Annual population estimates for LGAs and/or SLAs have been published (not necessarily by the Australian Bureau of Statistics) for Victoria since 1875, New South Wales and Queensland since 1911, South Australia since 1915, Tasmania since 1923, Western Australia since 1926, the Australian Capital Territory since 1968 and the Northern Territory since 1981.
Population estimates based on the concept of "usual residence" have been produced for LGAs and/or SLAs since 1976. Prior to this, LGA population figures were calculated on the "actual location" concept - that is, based on the number of persons actually present at that location at the given time. Estimates based on actual location are generally higher in areas which attract short-term migrants, such as tourist areas and it is important to note this break in time series when comparing historical population estimates.
Caution must be exercised when comparing ERPs on different ASGC boundaries. ASGC to ASGC correspondences are produced by the ABS to convert historical data (on old boundaries) to the new ASGC boundaries, based on how many people are believed to reside in the affected Census Collection Districts. Historical data are readily available on current boundaries for all SLAs in Australia back to the Census year before last. Earlier sub-state ERPs on current boundaries may be available on request.

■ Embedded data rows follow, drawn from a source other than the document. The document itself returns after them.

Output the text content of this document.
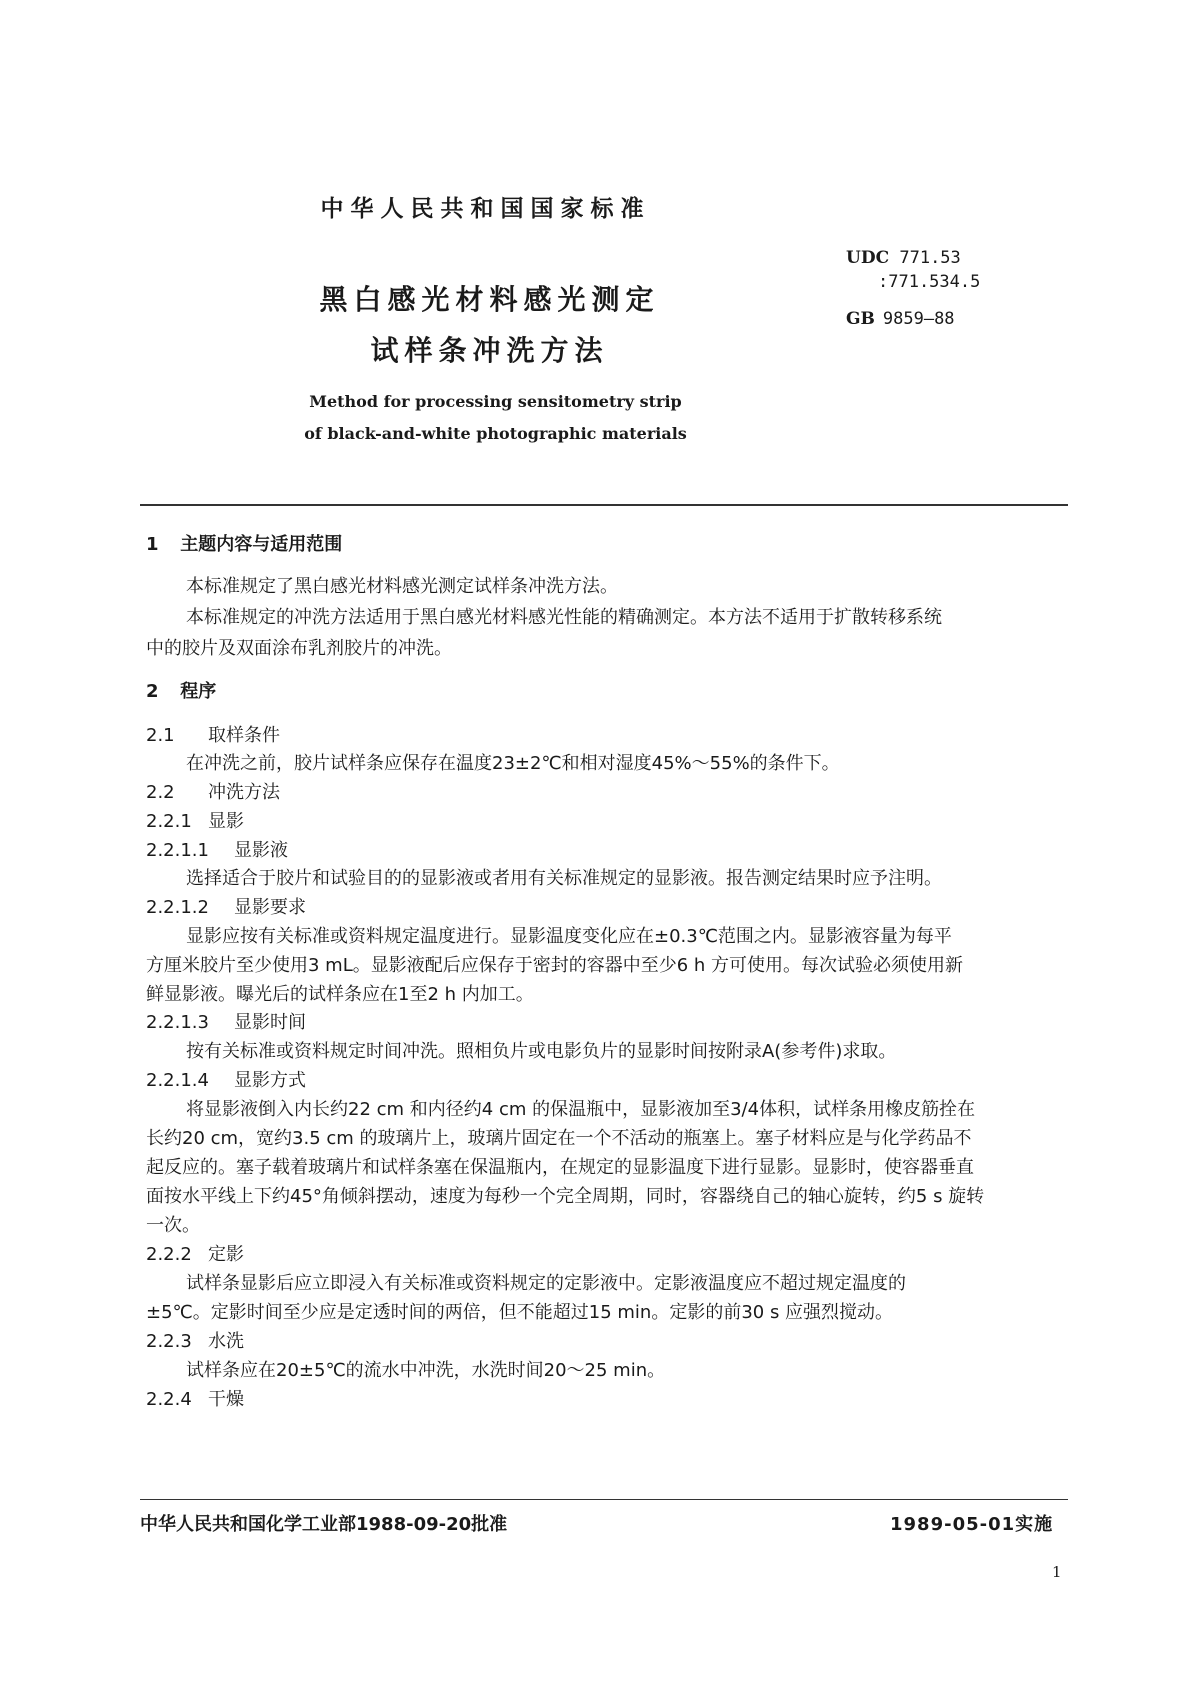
中华人民共和国国家标准
UDC 771.53
:771.534.5
GB 9859—88
黑白感光材料感光测定
试样条冲洗方法
Method for processing sensitometry strip
of black-and-white photographic materials
1 主题内容与适用范围
本标准规定了黑白感光材料感光测定试样条冲洗方法。
本标准规定的冲洗方法适用于黑白感光材料感光性能的精确测定。本方法不适用于扩散转移系统
中的胶片及双面涂布乳剂胶片的冲洗。
2 程序
2.1 取样条件
在冲洗之前，胶片试样条应保存在温度23±2℃和相对湿度45%～55%的条件下。
2.2 冲洗方法
2.2.1 显影
2.2.1.1 显影液
选择适合于胶片和试验目的的显影液或者用有关标准规定的显影液。报告测定结果时应予注明。
2.2.1.2 显影要求
显影应按有关标准或资料规定温度进行。显影温度变化应在±0.3℃范围之内。显影液容量为每平
方厘米胶片至少使用3 mL。显影液配后应保存于密封的容器中至少6 h 方可使用。每次试验必须使用新
鲜显影液。曝光后的试样条应在1至2 h 内加工。
2.2.1.3 显影时间
按有关标准或资料规定时间冲洗。照相负片或电影负片的显影时间按附录A(参考件)求取。
2.2.1.4 显影方式
将显影液倒入内长约22 cm 和内径约4 cm 的保温瓶中，显影液加至3/4体积，试样条用橡皮筋拴在
长约20 cm，宽约3.5 cm 的玻璃片上，玻璃片固定在一个不活动的瓶塞上。塞子材料应是与化学药品不
起反应的。塞子载着玻璃片和试样条塞在保温瓶内，在规定的显影温度下进行显影。显影时，使容器垂直
面按水平线上下约45°角倾斜摆动，速度为每秒一个完全周期，同时，容器绕自己的轴心旋转，约5 s 旋转
一次。
2.2.2 定影
试样条显影后应立即浸入有关标准或资料规定的定影液中。定影液温度应不超过规定温度的
±5℃。定影时间至少应是定透时间的两倍，但不能超过15 min。定影的前30 s 应强烈搅动。
2.2.3 水洗
试样条应在20±5℃的流水中冲洗，水洗时间20～25 min。
2.2.4 干燥
中华人民共和国化学工业部1988-09-20批准	1989-05-01实施
1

ERP is generally easy to interpret as the official measure of Australia's population on a place of usual residence basis. However, there are still some common misconceptions. For example, a population estimate uses the term 'estimate' in a different sense than is commonly used. Generally the word estimate is used to describe a guess or approximation. The demographic use of the word, when referring to sub-state ERPs (in a non-census year), means the data has been derived as the result of a mathematical model and with the use of synthetic input data. More detailed explanations of the concept of ERP, as adopted by the ABS for official population estimates, are contained in Information Paper: Population Concepts, 2008 (cat. no. 3107.0.55.006), Population Estimates: Concepts, Sources and Methods (cat no. 3228.0.55.001) and Methods and Procedures for Estimating Small Area Populations in Australia (cat. no. 3121.0).

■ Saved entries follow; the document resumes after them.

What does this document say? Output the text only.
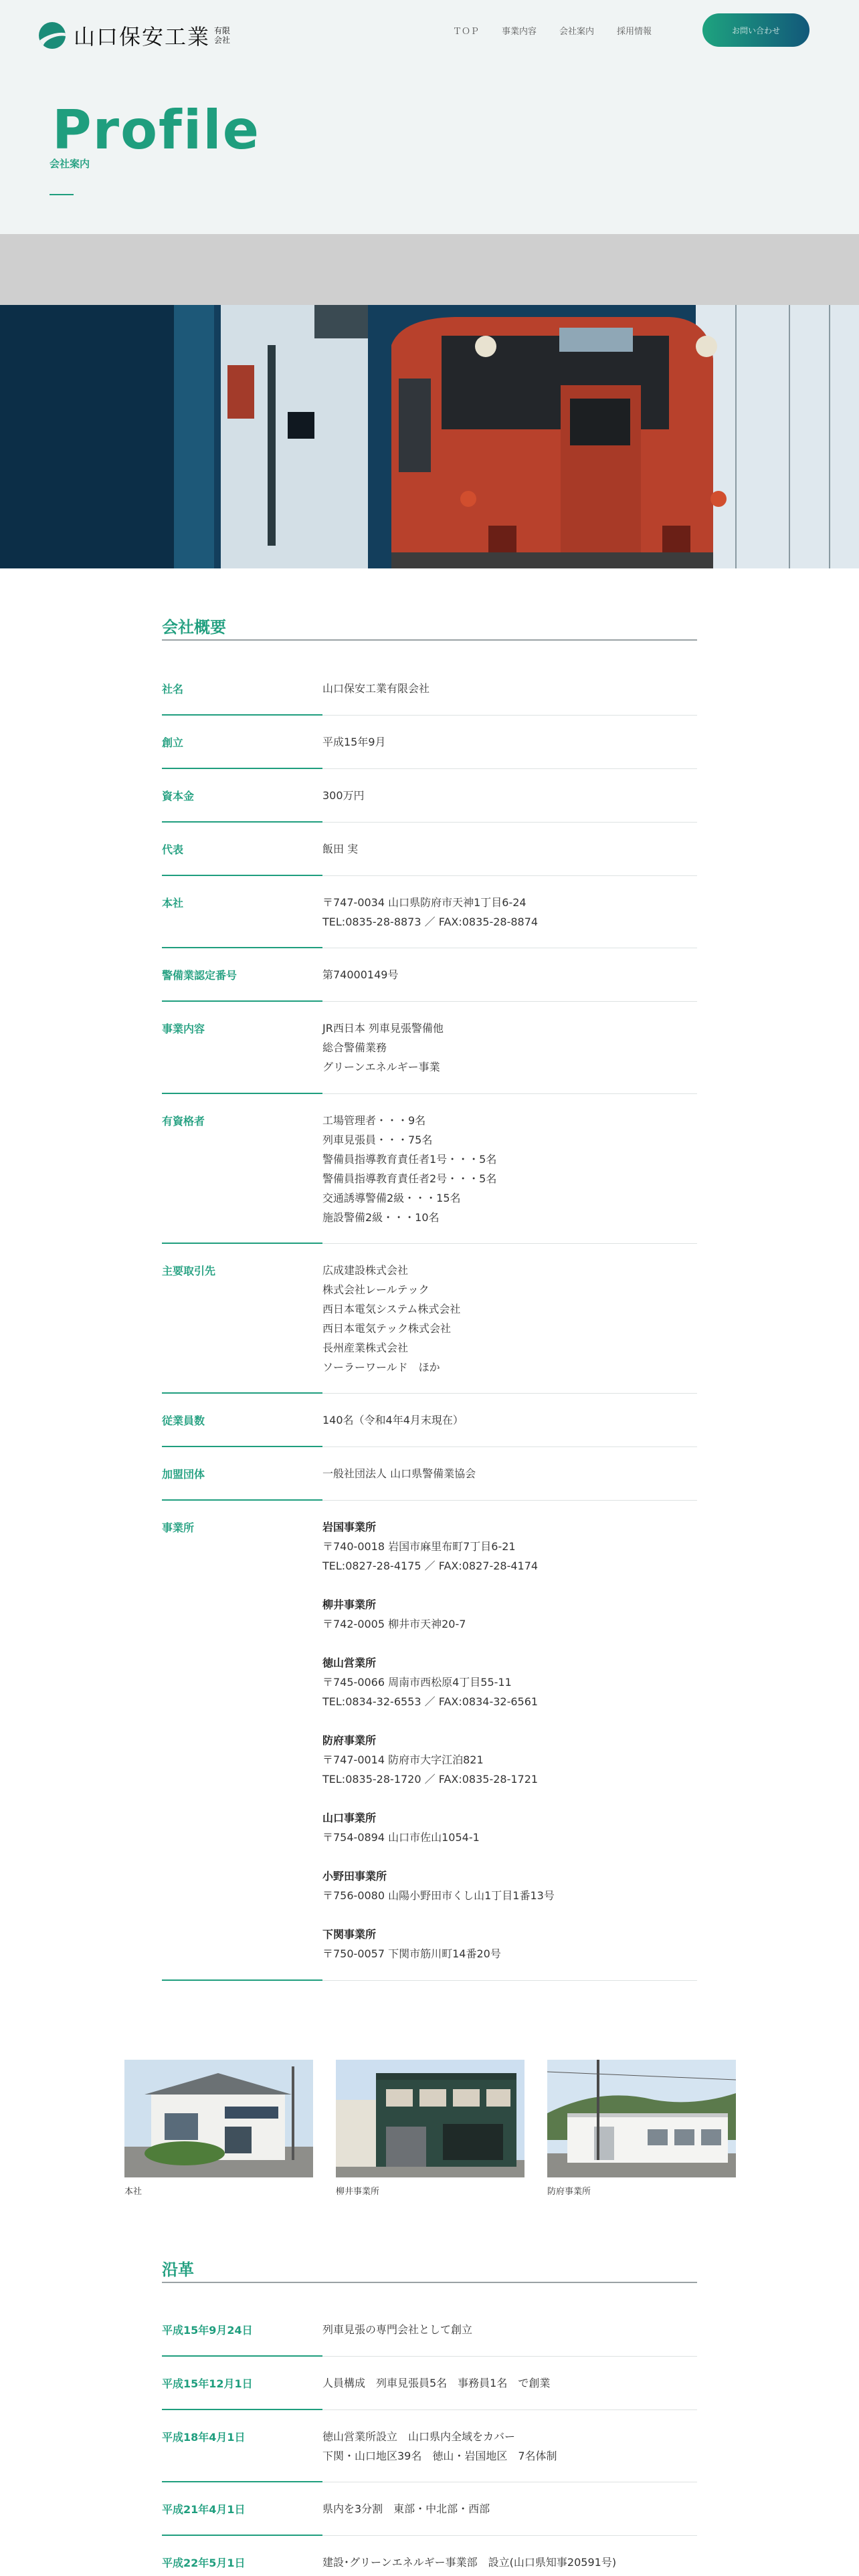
山口保安工業 有限会社
ＴＯＰ	事業内容	会社案内	採用情報	お問い合わせ
Profile
会社案内
会社概要
社名	山口保安工業有限会社
創立	平成15年9月
資本金	300万円
代表	飯田 実
本社	〒747-0034 山口県防府市天神1丁目6-24
TEL:0835-28-8873 ／ FAX:0835-28-8874
警備業認定番号	第74000149号
事業内容	JR西日本 列車見張警備他
総合警備業務
グリーンエネルギー事業
有資格者	工場管理者・・・9名
列車見張員・・・75名
警備員指導教育責任者1号・・・5名
警備員指導教育責任者2号・・・5名
交通誘導警備2級・・・15名
施設警備2級・・・10名
主要取引先	広成建設株式会社
株式会社レールテック
西日本電気システム株式会社
西日本電気テック株式会社
長州産業株式会社
ソーラーワールド　ほか
従業員数	140名（令和4年4月末現在）
加盟団体	一般社団法人 山口県警備業協会
事業所	岩国事業所
〒740-0018 岩国市麻里布町7丁目6-21
TEL:0827-28-4175 ／ FAX:0827-28-4174
柳井事業所
〒742-0005 柳井市天神20-7
徳山営業所
〒745-0066 周南市西松原4丁目55-11
TEL:0834-32-6553 ／ FAX:0834-32-6561
防府事業所
〒747-0014 防府市大字江泊821
TEL:0835-28-1720 ／ FAX:0835-28-1721
山口事業所
〒754-0894 山口市佐山1054-1
小野田事業所
〒756-0080 山陽小野田市くし山1丁目1番13号
下関事業所
〒750-0057 下関市筋川町14番20号
本社	柳井事業所	防府事業所
沿革
平成15年9月24日	列車見張の専門会社として創立
平成15年12月1日	人員構成　列車見張員5名　事務員1名　で創業
平成18年4月1日	徳山営業所設立　山口県内全域をカバー
下関・山口地区39名　徳山・岩国地区　7名体制
平成21年4月1日	県内を3分割　東部・中北部・西部
平成22年5月1日	建設･グリーンエネルギー事業部　設立(山口県知事20591号)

In text and data published by the ABS, LGAs are ranked according to ‘largest’ and ‘fastest’ growth in ERP. Largest growth is based on the absolute change in population between 30 June of the previous year and 30 June of the current year, while fastest growth is based on the rate of change in population (percentage change in population) for the same period. LGAs with estimated resident populations of less than 2,000 people at 30 June of the previous year are excluded from the fastest growth rankings due to the volatility of percentage changes when calculations are based on small numbers. Due to the inherent imprecision of small-area population estimates, rankings should be considered indicative of relative growth between LGAs within each state and territory, not definitive.
Annual population estimates at 30 June for all SLAs and LGAs in Australia are made freely available on the ABS web site. A list of related ABS releases that may be of interest to users of these estimates can be found in the Explanatory Notes of Regional Population Growth (cat. no. 3218.0).